Anhand der Bewegung „Re­claim the streets“ (Holt euch die Straßen zurück), die 2021 in England große Aufmerksamkeit bekam, zeigte Fairburn den Teilnehmerinnen auch, wie sich englische Frauen gegen Gewalt wehren. „Diese Aktionen haben mich persönlich sehr bewegt und können auch ein Beispiel für deutsche Frauen sein“, sagt Rita Steinbreder. Fairburn wollte aber nicht nur über Probleme in ihrer Heimat sprechen. Im Anschluss an die Werkstätten „haben wir einfach nur englische Scones gegessen und Tee getrunken. Das fand ich richtig gut“, sagt die Städtebotschafterin und lacht. 

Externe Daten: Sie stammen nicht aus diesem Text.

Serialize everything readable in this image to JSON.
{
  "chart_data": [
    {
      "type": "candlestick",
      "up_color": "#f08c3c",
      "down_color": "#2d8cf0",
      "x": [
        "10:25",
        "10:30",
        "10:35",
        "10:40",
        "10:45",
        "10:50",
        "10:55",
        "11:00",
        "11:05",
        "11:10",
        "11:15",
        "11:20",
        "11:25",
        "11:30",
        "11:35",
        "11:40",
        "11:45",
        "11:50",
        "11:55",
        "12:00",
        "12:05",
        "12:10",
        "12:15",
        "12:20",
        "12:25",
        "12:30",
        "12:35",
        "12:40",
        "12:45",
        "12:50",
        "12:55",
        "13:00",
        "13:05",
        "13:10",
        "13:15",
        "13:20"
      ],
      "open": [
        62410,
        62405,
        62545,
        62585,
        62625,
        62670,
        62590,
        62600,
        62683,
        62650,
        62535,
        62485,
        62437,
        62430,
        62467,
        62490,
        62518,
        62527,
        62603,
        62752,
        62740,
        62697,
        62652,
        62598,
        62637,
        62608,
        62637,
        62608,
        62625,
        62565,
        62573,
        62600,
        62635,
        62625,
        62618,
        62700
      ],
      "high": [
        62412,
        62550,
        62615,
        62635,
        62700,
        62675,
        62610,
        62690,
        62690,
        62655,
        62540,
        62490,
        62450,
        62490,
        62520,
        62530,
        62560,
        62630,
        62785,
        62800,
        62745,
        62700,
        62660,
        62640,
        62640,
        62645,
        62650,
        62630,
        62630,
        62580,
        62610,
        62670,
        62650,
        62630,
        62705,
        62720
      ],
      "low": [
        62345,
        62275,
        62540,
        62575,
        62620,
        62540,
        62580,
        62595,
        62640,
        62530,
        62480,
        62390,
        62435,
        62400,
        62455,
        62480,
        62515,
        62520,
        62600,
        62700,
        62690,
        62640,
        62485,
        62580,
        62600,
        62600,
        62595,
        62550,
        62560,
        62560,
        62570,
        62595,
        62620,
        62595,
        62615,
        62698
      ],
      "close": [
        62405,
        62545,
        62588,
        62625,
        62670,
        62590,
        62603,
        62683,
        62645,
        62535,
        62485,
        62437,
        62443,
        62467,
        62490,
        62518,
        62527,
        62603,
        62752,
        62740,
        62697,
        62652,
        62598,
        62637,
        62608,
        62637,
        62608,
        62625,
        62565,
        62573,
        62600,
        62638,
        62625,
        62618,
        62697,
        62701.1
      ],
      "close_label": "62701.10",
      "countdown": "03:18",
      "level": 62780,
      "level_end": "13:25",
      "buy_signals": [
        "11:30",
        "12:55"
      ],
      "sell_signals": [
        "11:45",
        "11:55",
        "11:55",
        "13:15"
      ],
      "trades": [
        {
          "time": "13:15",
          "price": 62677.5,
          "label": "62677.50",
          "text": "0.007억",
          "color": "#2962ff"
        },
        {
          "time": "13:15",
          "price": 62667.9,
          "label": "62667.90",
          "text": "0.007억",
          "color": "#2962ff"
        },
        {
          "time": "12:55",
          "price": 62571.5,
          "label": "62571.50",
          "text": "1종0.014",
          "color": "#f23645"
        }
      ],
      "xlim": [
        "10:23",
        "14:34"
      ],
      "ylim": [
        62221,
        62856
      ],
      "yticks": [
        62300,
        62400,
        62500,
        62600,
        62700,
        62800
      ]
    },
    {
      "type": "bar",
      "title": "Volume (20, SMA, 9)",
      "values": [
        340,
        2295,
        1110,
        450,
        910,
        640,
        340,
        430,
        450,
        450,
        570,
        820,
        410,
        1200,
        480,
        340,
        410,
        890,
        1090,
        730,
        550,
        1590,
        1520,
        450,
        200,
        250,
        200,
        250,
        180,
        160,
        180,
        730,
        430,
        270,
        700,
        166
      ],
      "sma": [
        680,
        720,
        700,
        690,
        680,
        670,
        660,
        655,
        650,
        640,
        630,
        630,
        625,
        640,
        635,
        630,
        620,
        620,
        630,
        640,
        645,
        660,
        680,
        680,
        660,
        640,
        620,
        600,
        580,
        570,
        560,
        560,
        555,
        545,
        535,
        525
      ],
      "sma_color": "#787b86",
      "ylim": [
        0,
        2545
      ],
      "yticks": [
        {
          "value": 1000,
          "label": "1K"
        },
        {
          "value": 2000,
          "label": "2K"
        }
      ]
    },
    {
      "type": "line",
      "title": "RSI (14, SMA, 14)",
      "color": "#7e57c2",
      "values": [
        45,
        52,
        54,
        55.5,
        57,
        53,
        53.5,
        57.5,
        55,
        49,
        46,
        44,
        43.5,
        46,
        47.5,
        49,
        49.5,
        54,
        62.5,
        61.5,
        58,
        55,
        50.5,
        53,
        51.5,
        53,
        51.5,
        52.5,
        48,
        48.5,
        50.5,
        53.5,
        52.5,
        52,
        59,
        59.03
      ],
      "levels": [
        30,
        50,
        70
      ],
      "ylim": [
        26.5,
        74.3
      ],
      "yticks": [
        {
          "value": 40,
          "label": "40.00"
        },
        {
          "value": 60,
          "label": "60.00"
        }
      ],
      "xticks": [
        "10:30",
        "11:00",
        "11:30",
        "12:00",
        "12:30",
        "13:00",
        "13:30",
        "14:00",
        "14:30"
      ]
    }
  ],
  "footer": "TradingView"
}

„Der Weltgebetstag lässt Menschen als Weltgemeinschaft zusammen beten und handeln“, sagt Dierker. Dieses Jahr dreht sich der Gottesdienst vor allem um Hoffnung. Im Fokus steht die Bibelstelle „Gott hat gute Pläne für uns“ (Jeremia, 29,11). „Dieser Zuspruch kann Menschen weltweit eine Perspektive geben und trotz pandemischer Einschränkungen den Blick auf die Zukunft richten“, fügt Dierker hinzu. Mit der Kollekte werden Frauenprojekte unterstützt, die vom Weltgebetstag organisiert werden. In Deutschland wird beispielsweise für ein Projekt gesammelt, das schwangeren Geflüchteten im englischen Leeds Unterstützung anbietet.

Der Gottesdienst am 4. März ist in erster Linie für Erwachsene gedacht, doch inzwischen wird der „Weltgebetstag“ auch jünger. Mehrere Kindertagesstätten im Bistum greifen das Thema kindgerecht auf, was Farina Dierker besonders freut. In Emsbüren und Osnabrück (Heilig Geist) gibt es zum Beispiel ein englisches Frühstück.